A Debt is a kind of receipt that necessarily leads to an increase of the government’s liabilities. The government incurs a Debt only for meeting the gap created by excess of its expenditure over its receipts for that year, which is called Deficit. 

Fiscal Deficit 

It is the gap between the government’s total Expenditure (including loans net of repayments) and its Total Receipts (excluding new debt to be taken). Thus Fiscal Deficit for a year indicates the borrowing to be made by the government that year. 

Revenue Deficit 

The gap between Total Revenue Expenditure of the Government and its Total Revenue Receipts is called the Revenue Deficit 

Distribution of financial resources between the Centre and the States- 

A Finance Commission is set up every five years to recommend measures for sharing of resources between the Centre and the States, mainly pertaining to the Tax Revenue collected by the Central Government.

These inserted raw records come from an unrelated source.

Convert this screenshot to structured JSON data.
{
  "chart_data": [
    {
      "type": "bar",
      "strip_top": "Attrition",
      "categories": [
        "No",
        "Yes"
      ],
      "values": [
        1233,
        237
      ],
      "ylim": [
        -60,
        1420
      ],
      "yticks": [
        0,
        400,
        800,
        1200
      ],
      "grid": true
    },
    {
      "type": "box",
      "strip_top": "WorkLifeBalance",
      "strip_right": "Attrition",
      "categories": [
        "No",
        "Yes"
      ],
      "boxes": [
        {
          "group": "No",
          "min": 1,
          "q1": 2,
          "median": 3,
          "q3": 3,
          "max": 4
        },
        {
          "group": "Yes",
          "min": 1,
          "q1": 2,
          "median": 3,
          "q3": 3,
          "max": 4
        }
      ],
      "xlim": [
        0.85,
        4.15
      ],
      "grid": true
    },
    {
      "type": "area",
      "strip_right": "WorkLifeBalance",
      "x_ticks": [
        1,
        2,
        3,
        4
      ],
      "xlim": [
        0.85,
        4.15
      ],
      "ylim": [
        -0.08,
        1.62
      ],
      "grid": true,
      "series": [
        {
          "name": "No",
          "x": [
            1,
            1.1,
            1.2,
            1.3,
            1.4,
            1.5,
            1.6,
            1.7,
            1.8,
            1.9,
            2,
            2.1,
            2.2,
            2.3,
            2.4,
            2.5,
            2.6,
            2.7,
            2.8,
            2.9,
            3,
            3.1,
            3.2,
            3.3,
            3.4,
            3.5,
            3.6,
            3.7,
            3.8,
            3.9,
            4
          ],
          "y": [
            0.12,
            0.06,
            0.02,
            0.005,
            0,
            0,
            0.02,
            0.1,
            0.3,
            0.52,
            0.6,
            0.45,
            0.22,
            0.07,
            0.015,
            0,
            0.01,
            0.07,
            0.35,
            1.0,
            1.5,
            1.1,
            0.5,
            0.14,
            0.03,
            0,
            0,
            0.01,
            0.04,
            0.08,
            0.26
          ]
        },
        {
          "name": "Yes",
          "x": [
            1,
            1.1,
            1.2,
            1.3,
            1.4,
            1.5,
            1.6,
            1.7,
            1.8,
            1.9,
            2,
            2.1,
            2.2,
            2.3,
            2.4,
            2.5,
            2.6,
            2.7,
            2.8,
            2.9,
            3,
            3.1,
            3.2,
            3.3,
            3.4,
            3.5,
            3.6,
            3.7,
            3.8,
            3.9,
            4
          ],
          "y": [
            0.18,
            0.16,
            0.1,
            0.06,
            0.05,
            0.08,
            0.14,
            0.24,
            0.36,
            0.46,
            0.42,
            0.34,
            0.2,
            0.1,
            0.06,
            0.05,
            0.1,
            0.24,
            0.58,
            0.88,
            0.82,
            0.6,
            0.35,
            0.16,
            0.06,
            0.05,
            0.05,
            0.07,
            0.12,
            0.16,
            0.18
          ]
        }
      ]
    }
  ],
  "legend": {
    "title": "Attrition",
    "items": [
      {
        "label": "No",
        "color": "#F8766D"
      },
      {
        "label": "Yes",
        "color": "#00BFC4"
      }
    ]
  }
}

Presently the recommendations made by the 13th Finance Commission are in effect (from 2010-11 to 2014-15), whereby 32 percent of the shareable /divisible pool of Central tax revenue is transferred to States every year and the Centre retains the remaining amount for the Union Budget. 

Tax-GDP Ratio 

Gross Domestic Product (GDP) is an indicator of the size of a country’s economy. In order to assess the extent of government’s policy interventions in the economy, some of the important fiscal parameters, like, total expenditure by the government, tax revenue, deficit etc. are expressed as a proportion of the GDP. Accordingly, a country’s tax-GDP ratio helps us understand how much tax revenue is being collected by the government as compared to the overall size of the economy. A higher tax to GDP ratio in a country is a positive sign meaning that the government is collecting a decent amount of tax revenue as compared to the size of its economy.